I have a multiple files that I want to merge by column using shell script, let's say file a.txt and file b.txt. File a.txt contains sorted unique value and the first column will be used as a reference value.
example :
# cat a.txt
001|johan
002|mike
003|adam
# cat b.txt
001|chu
001|stewart
002|lewis
002|jordan
003|lambert
003|johnson
003|smith
003|long
The both files will be combined to produce an output like below.
# cat c.txt
001|johan chu
001|johan stewart
002|mike lewis
002|mike jordan
003|adam lambert
003|adam johnson
003|adam smith
003|adam long
I tried simple iteration using while do
.
while read line
do
ids=`echo $line | awk -F"|" '{print $1}'`
fn=`grep $ids a.txt`
echo $fn"|"$line | awk -F"|" '{print $1"|"$2" "$4}'
done < b.txt > c.txt
But it takes a lot of time if I have million number of rows.
In MySQL
we can easily achieve it using JOIN
clause. But we need to load/insert them first.
Faster approach is probably using paste
command, but as far as I know, the total rows of both files must be equal. Well I can adjust a.txt first.
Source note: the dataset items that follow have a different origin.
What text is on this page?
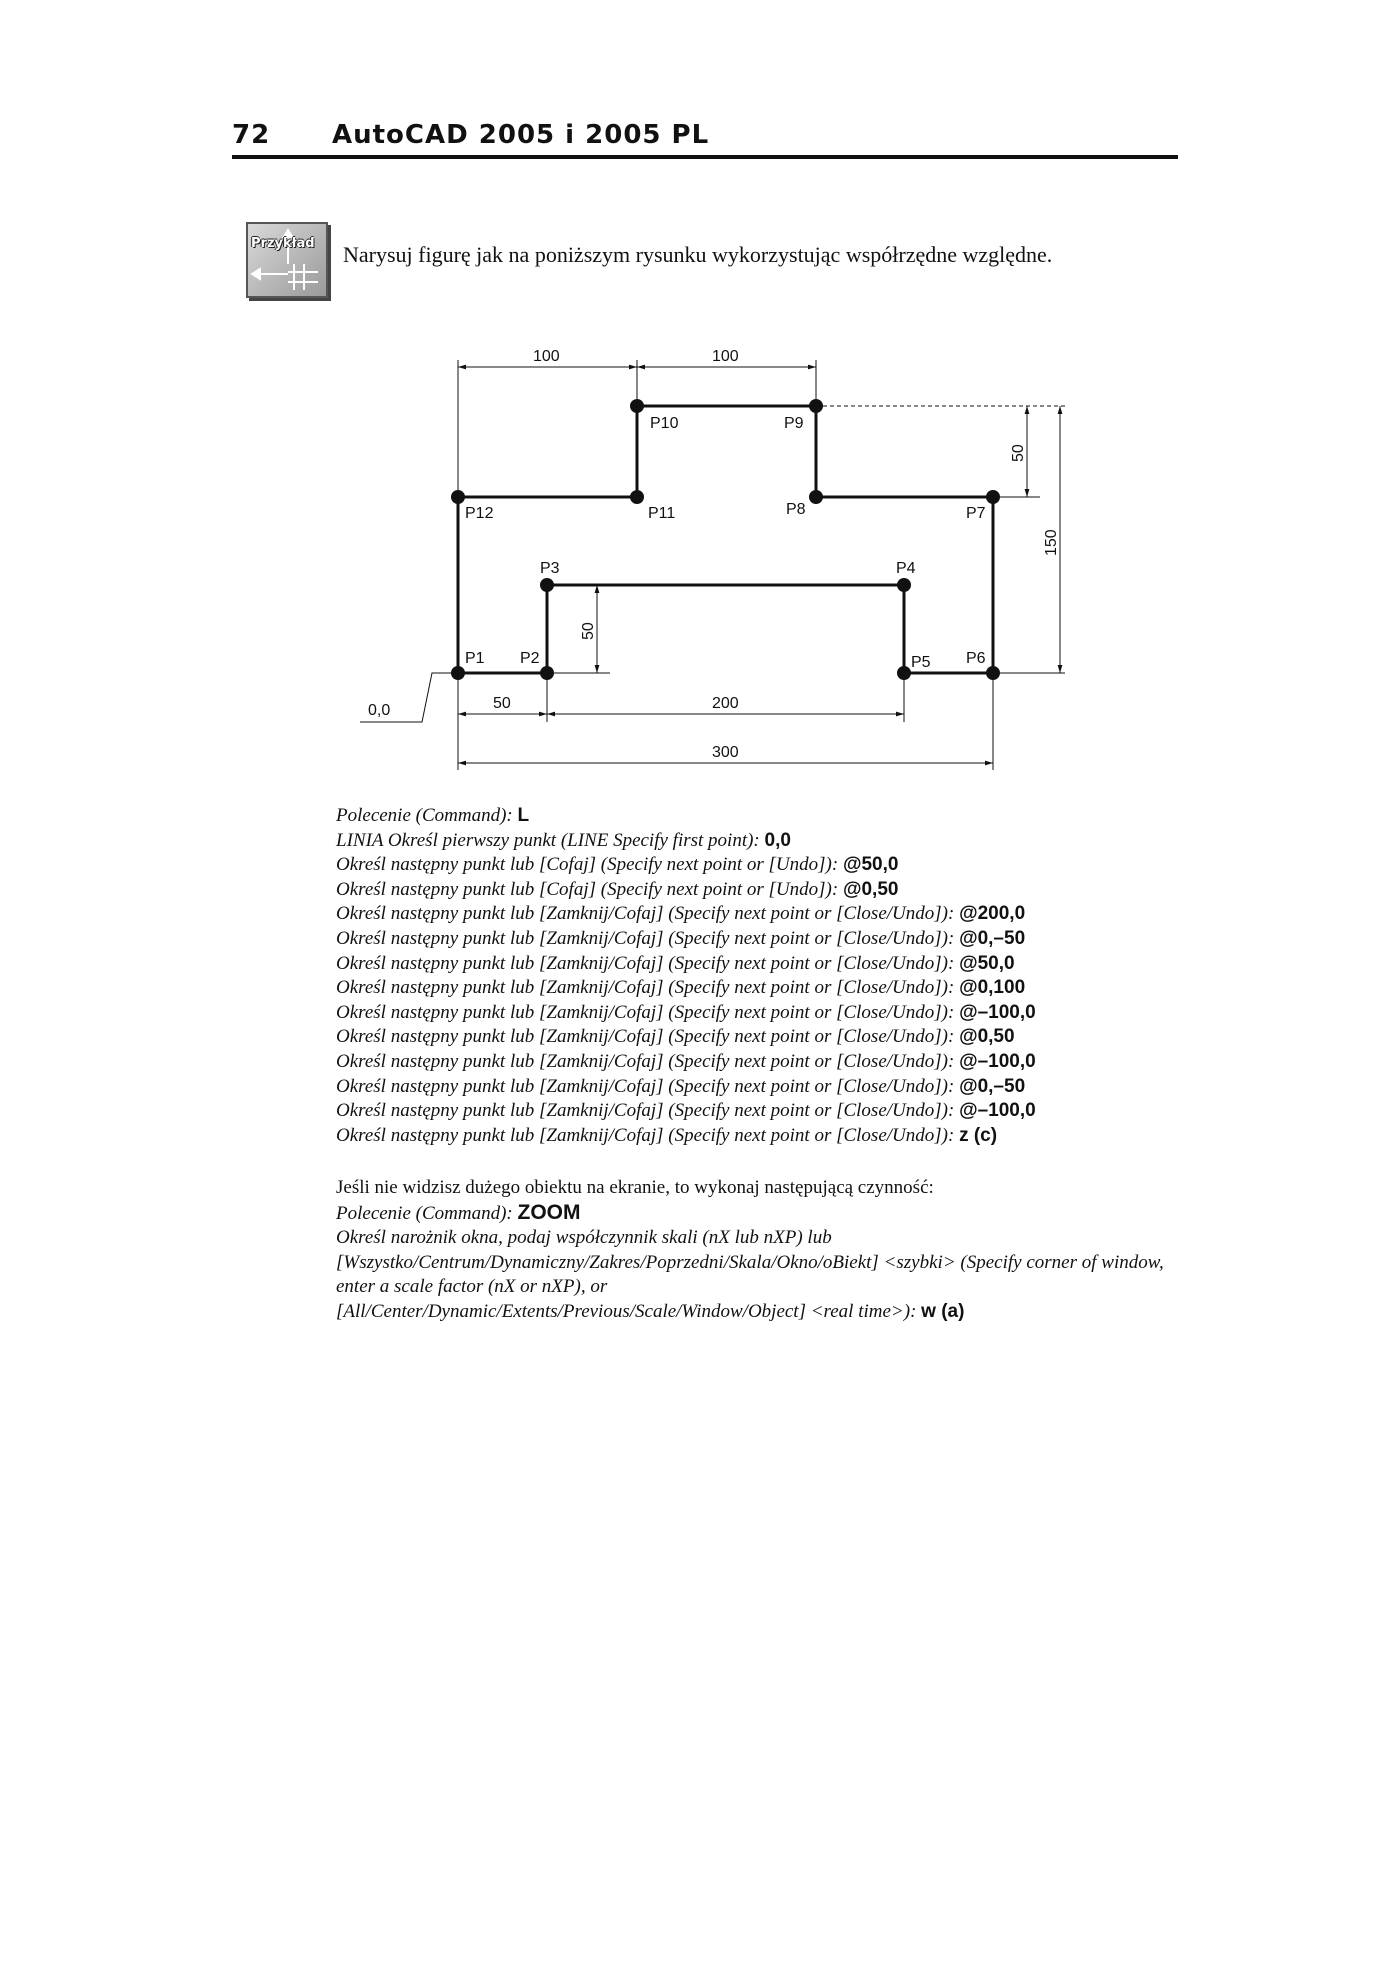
72 AutoCAD 2005 i 2005 PL
Przykład Narysuj figurę jak na poniższym rysunku wykorzystując współrzędne względne.
P1 P2
P3	P4
P5 P6
P7
P8
P9
P10
P11
P12
100	100
50
150
50
50	200
300
0,0
Polecenie (Command): L
LINIA Określ pierwszy punkt (LINE Specify first point): 0,0
Określ następny punkt lub [Cofaj] (Specify next point or [Undo]): @50,0
Określ następny punkt lub [Cofaj] (Specify next point or [Undo]): @0,50
Określ następny punkt lub [Zamknij/Cofaj] (Specify next point or [Close/Undo]): @200,0
Określ następny punkt lub [Zamknij/Cofaj] (Specify next point or [Close/Undo]): @0,–50
Określ następny punkt lub [Zamknij/Cofaj] (Specify next point or [Close/Undo]): @50,0
Określ następny punkt lub [Zamknij/Cofaj] (Specify next point or [Close/Undo]): @0,100
Określ następny punkt lub [Zamknij/Cofaj] (Specify next point or [Close/Undo]): @–100,0
Określ następny punkt lub [Zamknij/Cofaj] (Specify next point or [Close/Undo]): @0,50
Określ następny punkt lub [Zamknij/Cofaj] (Specify next point or [Close/Undo]): @–100,0
Określ następny punkt lub [Zamknij/Cofaj] (Specify next point or [Close/Undo]): @0,–50
Określ następny punkt lub [Zamknij/Cofaj] (Specify next point or [Close/Undo]): @–100,0
Określ następny punkt lub [Zamknij/Cofaj] (Specify next point or [Close/Undo]): z (c)

Jeśli nie widzisz dużego obiektu na ekranie, to wykonaj następującą czynność:

Polecenie (Command): ZOOM

Określ narożnik okna, podaj współczynnik skali (nX lub nXP) lub

[Wszystko/Centrum/Dynamiczny/Zakres/Poprzedni/Skala/Okno/oBiekt] <szybki> (Specify corner of window, enter a scale factor (nX or nXP), or

[All/Center/Dynamic/Extents/Previous/Scale/Window/Object] <real time>): w (a)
But still comsumes a lot of time when the script running.
Maybe someone has a better approach.
You could put all in one awk
script:
awk -F'|' '{if (NR==FNR) a[$1]=$2; else print $1 "|" a[$1] " " $2}' a.txt b.txt
001|johan chu
001|johan stewart
002|mike lewis
002|mike jordan
003|adam lambert
003|adam johnson
003|adam smith
003|adam long